The U.S. Securities and Exchange Commission (SEC) made history this week, approving the first-ever Bitcoin exchange-traded funds (ETFs) to launch in the US–and setting up the crypto market for a renewed bull run.
With finance giants like BlackRock, Invesco, Fidelity, Grayscale, and Ark Invest now firmly established in the crypto market, it’s wise not to discount cryptocurrencies as an important part of one’s portfolio alongside stocks and bonds.
On the first day, ETF funds brought in a staggering $4.6 billion volume, shattering the record previously held by Gold ETFs at $1.63 billion on opening day back in 2004, confirming intense demand.
In the wake of this historic milestone, here are five digital assets investors should consider adding to their crypto portfolios.
The SEC’s approval
will finally open up Bitcoin to a wide swath of conventional investors who previously faced barriers to exposure.

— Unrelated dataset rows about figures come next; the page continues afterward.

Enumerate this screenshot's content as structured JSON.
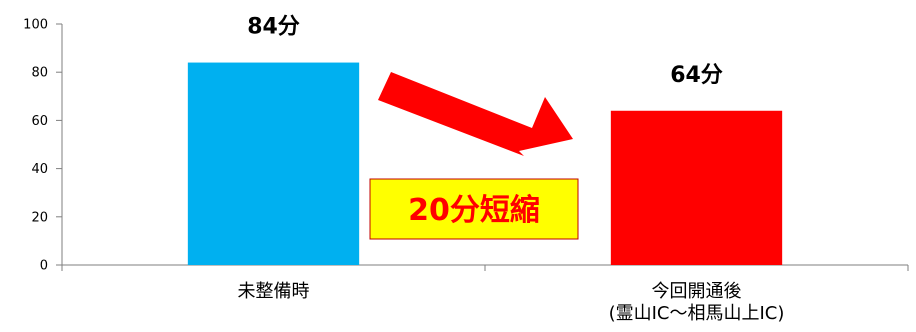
{
  "chart_data": {
    "type": "bar",
    "categories": [
      "未整備時",
      "今回開通後\n(霊山IC～相馬山上IC)"
    ],
    "values": [
      84,
      64
    ],
    "data_labels": [
      "84分",
      "64分"
    ],
    "ylim": [
      0,
      100
    ],
    "yticks": [
      0,
      20,
      40,
      60,
      80,
      100
    ],
    "colors": [
      "#00b0f0",
      "#ff0000"
    ],
    "annotation": "20分短縮",
    "annotation_box_color": "#ffff00",
    "annotation_text_color": "#ff0000",
    "arrow_color": "#ff0000",
    "grid": false,
    "legend": "none"
  }
}
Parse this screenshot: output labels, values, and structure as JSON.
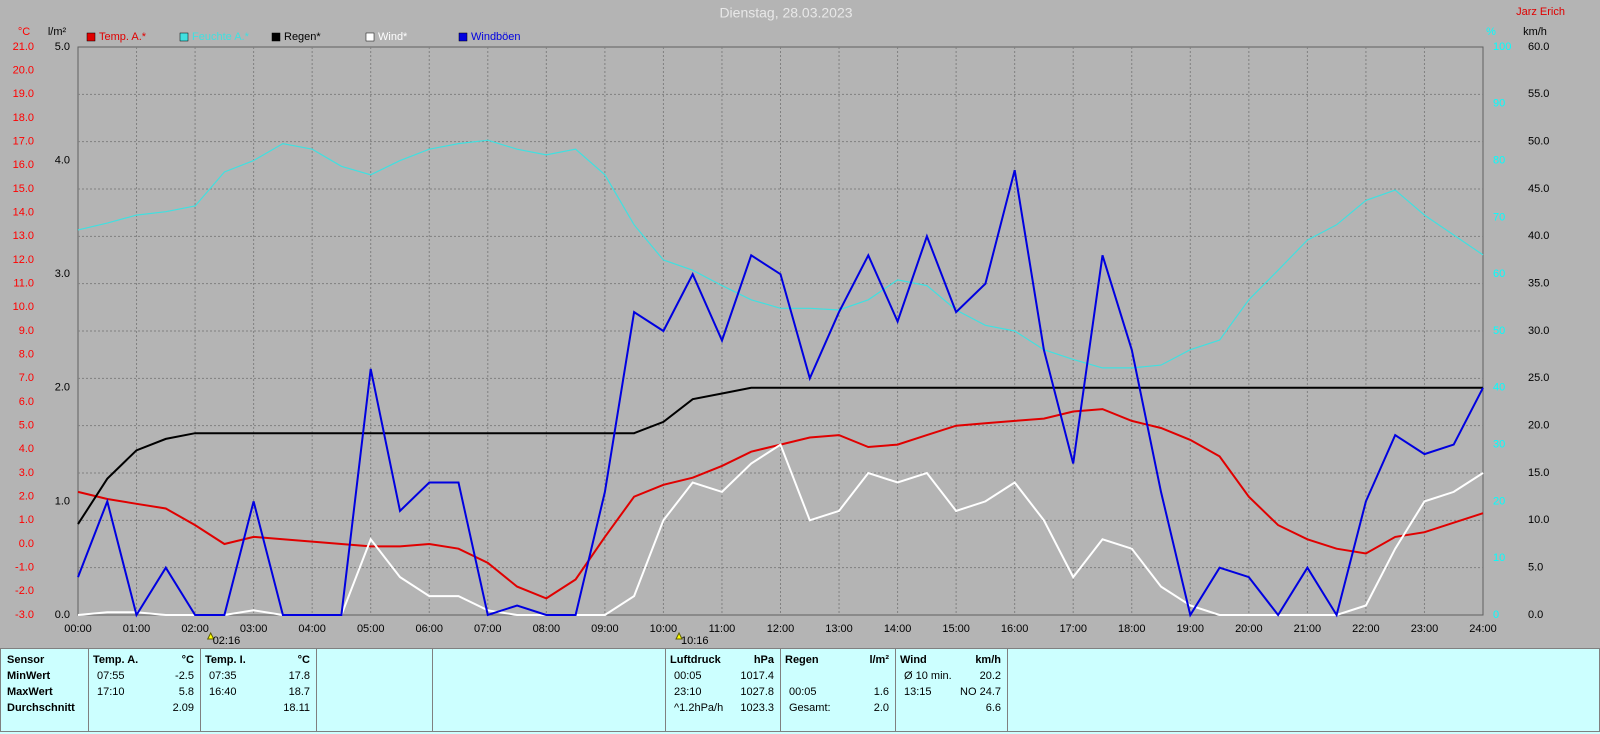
{
  "chart_data": {
    "type": "line",
    "title": "Dienstag, 28.03.2023",
    "author": "Jarz Erich",
    "x": [
      0,
      0.5,
      1,
      1.5,
      2,
      2.5,
      3,
      3.5,
      4,
      4.5,
      5,
      5.5,
      6,
      6.5,
      7,
      7.5,
      8,
      8.5,
      9,
      9.5,
      10,
      10.5,
      11,
      11.5,
      12,
      12.5,
      13,
      13.5,
      14,
      14.5,
      15,
      15.5,
      16,
      16.5,
      17,
      17.5,
      18,
      18.5,
      19,
      19.5,
      20,
      20.5,
      21,
      21.5,
      22,
      22.5,
      23,
      23.5,
      24
    ],
    "xlim": [
      0,
      24
    ],
    "xticks": [
      {
        "value": 0,
        "label": "00:00"
      },
      {
        "value": 1,
        "label": "01:00"
      },
      {
        "value": 2,
        "label": "02:00"
      },
      {
        "value": 3,
        "label": "03:00"
      },
      {
        "value": 4,
        "label": "04:00"
      },
      {
        "value": 5,
        "label": "05:00"
      },
      {
        "value": 6,
        "label": "06:00"
      },
      {
        "value": 7,
        "label": "07:00"
      },
      {
        "value": 8,
        "label": "08:00"
      },
      {
        "value": 9,
        "label": "09:00"
      },
      {
        "value": 10,
        "label": "10:00"
      },
      {
        "value": 11,
        "label": "11:00"
      },
      {
        "value": 12,
        "label": "12:00"
      },
      {
        "value": 13,
        "label": "13:00"
      },
      {
        "value": 14,
        "label": "14:00"
      },
      {
        "value": 15,
        "label": "15:00"
      },
      {
        "value": 16,
        "label": "16:00"
      },
      {
        "value": 17,
        "label": "17:00"
      },
      {
        "value": 18,
        "label": "18:00"
      },
      {
        "value": 19,
        "label": "19:00"
      },
      {
        "value": 20,
        "label": "20:00"
      },
      {
        "value": 21,
        "label": "21:00"
      },
      {
        "value": 22,
        "label": "22:00"
      },
      {
        "value": 23,
        "label": "23:00"
      },
      {
        "value": 24,
        "label": "24:00"
      }
    ],
    "annotations": [
      {
        "x": 2.2667,
        "label": "02:16"
      },
      {
        "x": 10.2667,
        "label": "10:16"
      }
    ],
    "grid": true,
    "axes": [
      {
        "label": "°C",
        "color": "#ff0000",
        "lim": [
          -3,
          21
        ],
        "ticks": [
          {
            "value": -3,
            "label": "-3.0"
          },
          {
            "value": -2,
            "label": "-2.0"
          },
          {
            "value": -1,
            "label": "-1.0"
          },
          {
            "value": 0,
            "label": "0.0"
          },
          {
            "value": 1,
            "label": "1.0"
          },
          {
            "value": 2,
            "label": "2.0"
          },
          {
            "value": 3,
            "label": "3.0"
          },
          {
            "value": 4,
            "label": "4.0"
          },
          {
            "value": 5,
            "label": "5.0"
          },
          {
            "value": 6,
            "label": "6.0"
          },
          {
            "value": 7,
            "label": "7.0"
          },
          {
            "value": 8,
            "label": "8.0"
          },
          {
            "value": 9,
            "label": "9.0"
          },
          {
            "value": 10,
            "label": "10.0"
          },
          {
            "value": 11,
            "label": "11.0"
          },
          {
            "value": 12,
            "label": "12.0"
          },
          {
            "value": 13,
            "label": "13.0"
          },
          {
            "value": 14,
            "label": "14.0"
          },
          {
            "value": 15,
            "label": "15.0"
          },
          {
            "value": 16,
            "label": "16.0"
          },
          {
            "value": 17,
            "label": "17.0"
          },
          {
            "value": 18,
            "label": "18.0"
          },
          {
            "value": 19,
            "label": "19.0"
          },
          {
            "value": 20,
            "label": "20.0"
          },
          {
            "value": 21,
            "label": "21.0"
          }
        ]
      },
      {
        "label": "l/m²",
        "color": "#000000",
        "lim": [
          0,
          5
        ],
        "ticks": [
          {
            "value": 0,
            "label": "0.0"
          },
          {
            "value": 1,
            "label": "1.0"
          },
          {
            "value": 2,
            "label": "2.0"
          },
          {
            "value": 3,
            "label": "3.0"
          },
          {
            "value": 4,
            "label": "4.0"
          },
          {
            "value": 5,
            "label": "5.0"
          }
        ]
      },
      {
        "label": "%",
        "color": "#00ffff",
        "lim": [
          0,
          100
        ],
        "ticks": [
          0,
          10,
          20,
          30,
          40,
          50,
          60,
          70,
          80,
          90,
          100
        ]
      },
      {
        "label": "km/h",
        "color": "#000000",
        "lim": [
          0,
          60
        ],
        "ticks": [
          {
            "value": 0,
            "label": "0.0"
          },
          {
            "value": 5,
            "label": "5.0"
          },
          {
            "value": 10,
            "label": "10.0"
          },
          {
            "value": 15,
            "label": "15.0"
          },
          {
            "value": 20,
            "label": "20.0"
          },
          {
            "value": 25,
            "label": "25.0"
          },
          {
            "value": 30,
            "label": "30.0"
          },
          {
            "value": 35,
            "label": "35.0"
          },
          {
            "value": 40,
            "label": "40.0"
          },
          {
            "value": 45,
            "label": "45.0"
          },
          {
            "value": 50,
            "label": "50.0"
          },
          {
            "value": 55,
            "label": "55.0"
          },
          {
            "value": 60,
            "label": "60.0"
          }
        ]
      }
    ],
    "series": [
      {
        "name": "Temp. A.*",
        "color": "#e00000",
        "axis": 0,
        "values": [
          2.2,
          1.9,
          1.7,
          1.5,
          0.8,
          0.0,
          0.3,
          0.2,
          0.1,
          0.0,
          -0.1,
          -0.1,
          0.0,
          -0.2,
          -0.8,
          -1.8,
          -2.3,
          -1.5,
          0.3,
          2.0,
          2.5,
          2.8,
          3.3,
          3.9,
          4.2,
          4.5,
          4.6,
          4.1,
          4.2,
          4.6,
          5.0,
          5.1,
          5.2,
          5.3,
          5.6,
          5.7,
          5.2,
          4.9,
          4.4,
          3.7,
          2.0,
          0.8,
          0.2,
          -0.2,
          -0.4,
          0.3,
          0.5,
          0.9,
          1.3
        ]
      },
      {
        "name": "Feuchte A.*",
        "color": "#40e0e0",
        "axis": 2,
        "values": [
          67.8,
          69,
          70.4,
          71,
          72,
          78,
          80,
          83,
          82,
          79,
          77.5,
          80,
          82,
          83,
          83.6,
          82,
          81,
          82,
          77.5,
          68.7,
          62.5,
          60.7,
          58,
          55.5,
          54,
          54,
          53.7,
          55.5,
          59,
          58,
          53.7,
          51,
          50,
          46.7,
          45,
          43.5,
          43.5,
          44,
          46.7,
          48.4,
          55.5,
          60.7,
          66,
          68.7,
          73,
          74.8,
          70.4,
          66.9,
          63.4
        ]
      },
      {
        "name": "Regen*",
        "color": "#000000",
        "axis": 1,
        "values": [
          0.8,
          1.2,
          1.45,
          1.55,
          1.6,
          1.6,
          1.6,
          1.6,
          1.6,
          1.6,
          1.6,
          1.6,
          1.6,
          1.6,
          1.6,
          1.6,
          1.6,
          1.6,
          1.6,
          1.6,
          1.7,
          1.9,
          1.95,
          2.0,
          2.0,
          2.0,
          2.0,
          2.0,
          2.0,
          2.0,
          2.0,
          2.0,
          2.0,
          2.0,
          2.0,
          2.0,
          2.0,
          2.0,
          2.0,
          2.0,
          2.0,
          2.0,
          2.0,
          2.0,
          2.0,
          2.0,
          2.0,
          2.0,
          2.0
        ]
      },
      {
        "name": "Wind*",
        "color": "#ffffff",
        "axis": 3,
        "values": [
          0,
          0.3,
          0.3,
          0,
          0,
          0,
          0.5,
          0,
          0,
          0,
          8,
          4,
          2,
          2,
          0.5,
          0,
          0,
          0,
          0,
          2,
          10,
          14,
          13,
          16,
          18,
          10,
          11,
          15,
          14,
          15,
          11,
          12,
          14,
          10,
          4,
          8,
          7,
          3,
          1,
          0,
          0,
          0,
          0,
          0,
          1,
          7,
          12,
          13,
          15
        ]
      },
      {
        "name": "Windböen",
        "color": "#0000e0",
        "axis": 3,
        "values": [
          4,
          12,
          0,
          5,
          0,
          0,
          12,
          0,
          0,
          0,
          26,
          11,
          14,
          14,
          0,
          1,
          0,
          0,
          13,
          32,
          30,
          36,
          29,
          38,
          36,
          25,
          32,
          38,
          31,
          40,
          32,
          35,
          47,
          28,
          16,
          38,
          28,
          13,
          0,
          5,
          4,
          0,
          5,
          0,
          12,
          19,
          17,
          18,
          24
        ]
      }
    ]
  },
  "stats": {
    "row_labels": [
      "Sensor",
      "MinWert",
      "MaxWert",
      "Durchschnitt"
    ],
    "groups": [
      {
        "name": "Temp. A.",
        "unit": "°C",
        "rows": [
          {
            "time": "07:55",
            "value": "-2.5"
          },
          {
            "time": "17:10",
            "value": "5.8"
          },
          {
            "value": "2.09"
          }
        ]
      },
      {
        "name": "Temp. I.",
        "unit": "°C",
        "rows": [
          {
            "time": "07:35",
            "value": "17.8"
          },
          {
            "time": "16:40",
            "value": "18.7"
          },
          {
            "value": "18.11"
          }
        ]
      },
      {
        "name": "Luftdruck",
        "unit": "hPa",
        "rows": [
          {
            "time": "00:05",
            "value": "1017.4"
          },
          {
            "time": "23:10",
            "value": "1027.8"
          },
          {
            "time": "^1.2hPa/h",
            "value": "1023.3"
          }
        ]
      },
      {
        "name": "Regen",
        "unit": "l/m²",
        "rows": [
          {
            "time": "00:05",
            "value": "1.6"
          },
          {
            "time": "Gesamt:",
            "value": "2.0"
          }
        ]
      },
      {
        "name": "Wind",
        "unit": "km/h",
        "rows": [
          {
            "time": "Ø 10 min.",
            "value": "20.2"
          },
          {
            "time": "13:15",
            "value": "NO 24.7"
          },
          {
            "value": "6.6"
          }
        ]
      }
    ]
  }
}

Big institutional fund managers have now added Bitcoin to their investment funds, with retirement planners able to include it in employer-sponsored 401(k) plans. Rather than grappling with the complexities of direct cryptocurrency ownership, mainstream investors are now able to access Bitcoin through trusted financial institutions and regulated fund structures.
Beyond just increasing accessibility, the game-changing move also further established Bitcoin’s legitimacy in the eyes of both retail and institutional investors. Bitcoin can now securely sit alongside traditional assets like stocks and bonds in conventional portfolios.
Gold did, roughly, a 5x in 10 years, once the ETF was approved, and there is virtually an unlimited supply of gold.
Imagine what will happen to Bitcoin.